Disney’s other big concern is figuring out who
fills the formidable shoes of Iger, whose presumed heir, former Chief
Operating Officer Thomas Staggs, left the company after the board
effectively gave him a vote of no confidence. Since Iger took over in
2005, the company’s stock has tripled, as he made a series of successful
acquisitions, including Pixar, Lucasfilm and Marvel.
“Tom was a valued colleague and friend of mine
and everyone at the company, and I’m really sorry what came to pass,”
Iger said in response to a question on the call. He declined to comment
further on Staggs, other than to say that Disney’s board is actively
engaged in a succession process and that he has no plans to extend his
contract past its current expiration date of June 2018.
Revenues and profits from Disney’s consumer
products and interactive media division fell during the quarter, which
it attributed to a particularly strong dollar in key foreign markets.

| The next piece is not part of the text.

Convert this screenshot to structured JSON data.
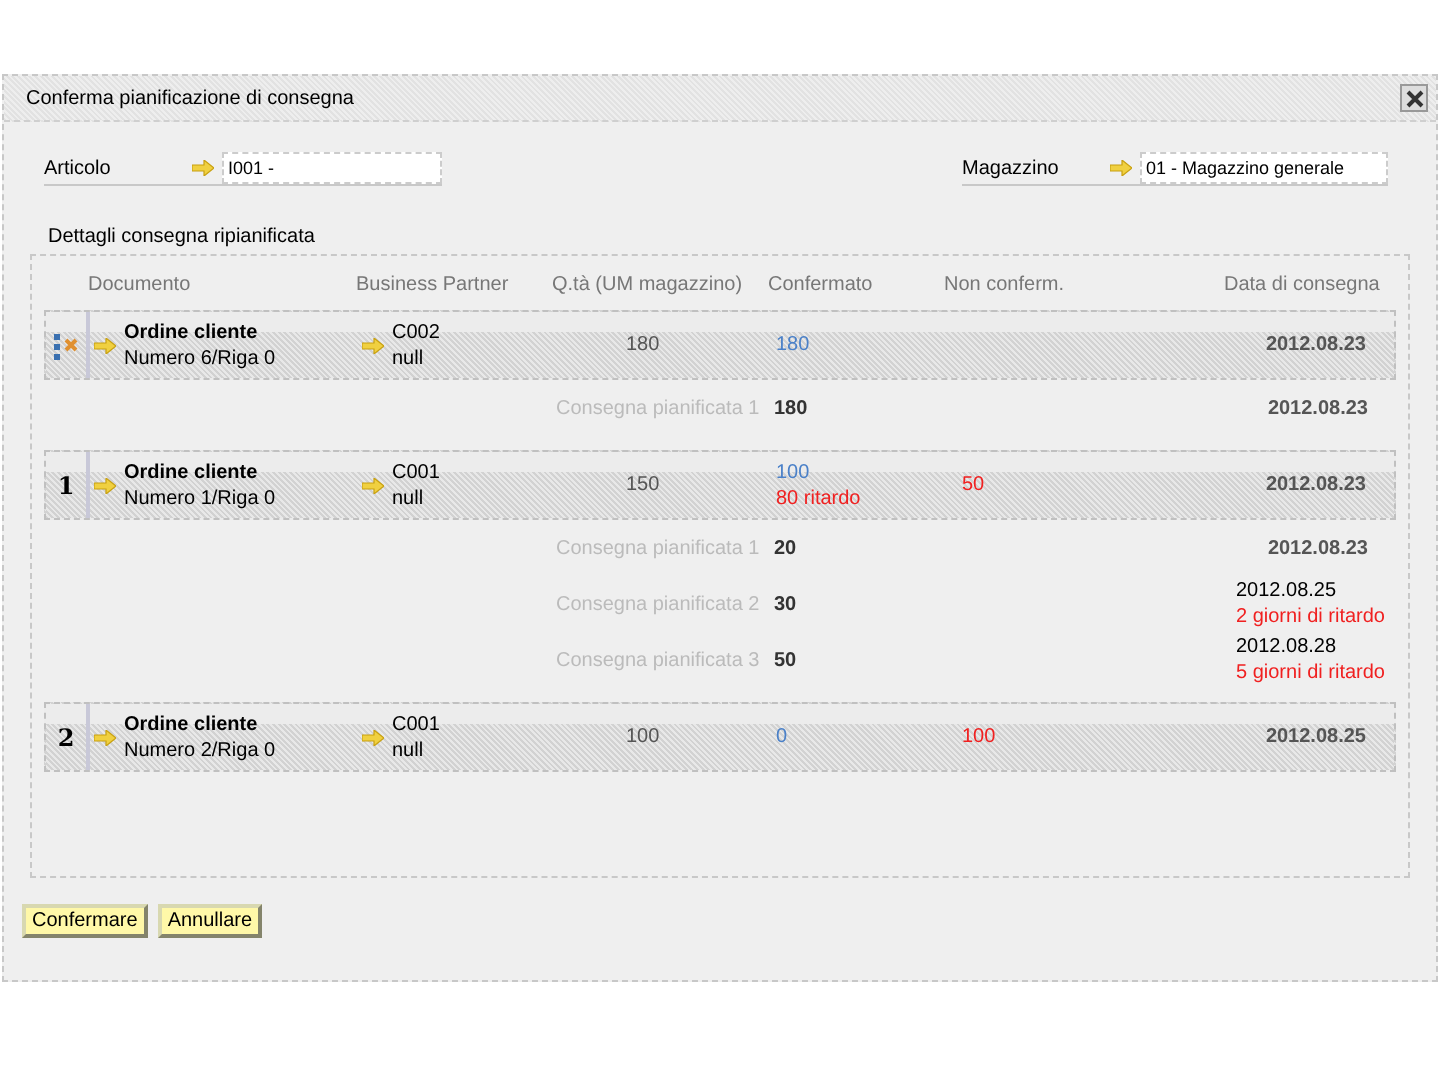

That blunted the impact of “Star Wars” merchandise sales.
Iger made sure to spend a decent amount of
time highlighting Disney’s thriving parks and resorts business. Dynamic —
or “surge” pricing — contributed to a 20 percent growth in domestic
theme park operating income and enhanced margins. Total theme park
profits for the quarter were held back somewhat by pre-opening spending
at Disney’s new China park, which is opening next month. Disney is also
planning to add two more cruise ships, coming off what Chief Financial
Officer Christine McCarthy said was Disney Cruise Line’s best first half
of the year ever.
On the other hand, Disney also announced
Tuesday that it would be shuttering its Infinity gaming business, which
integrates physical toys with video games, preferring to go back to
licensing Disney content for other consoles.
“We just feel that it’s a changing space and
we’re just better off at managing the risk that business delivers by
licensing instead of publishing,” Iger said on the call.
Disney’s stock closed at $106.65 Tuesday, up 1
percent on the day. Shares have risen a little more than 1 percent so
far this year, but are down 3 percent over the past 52 weeks.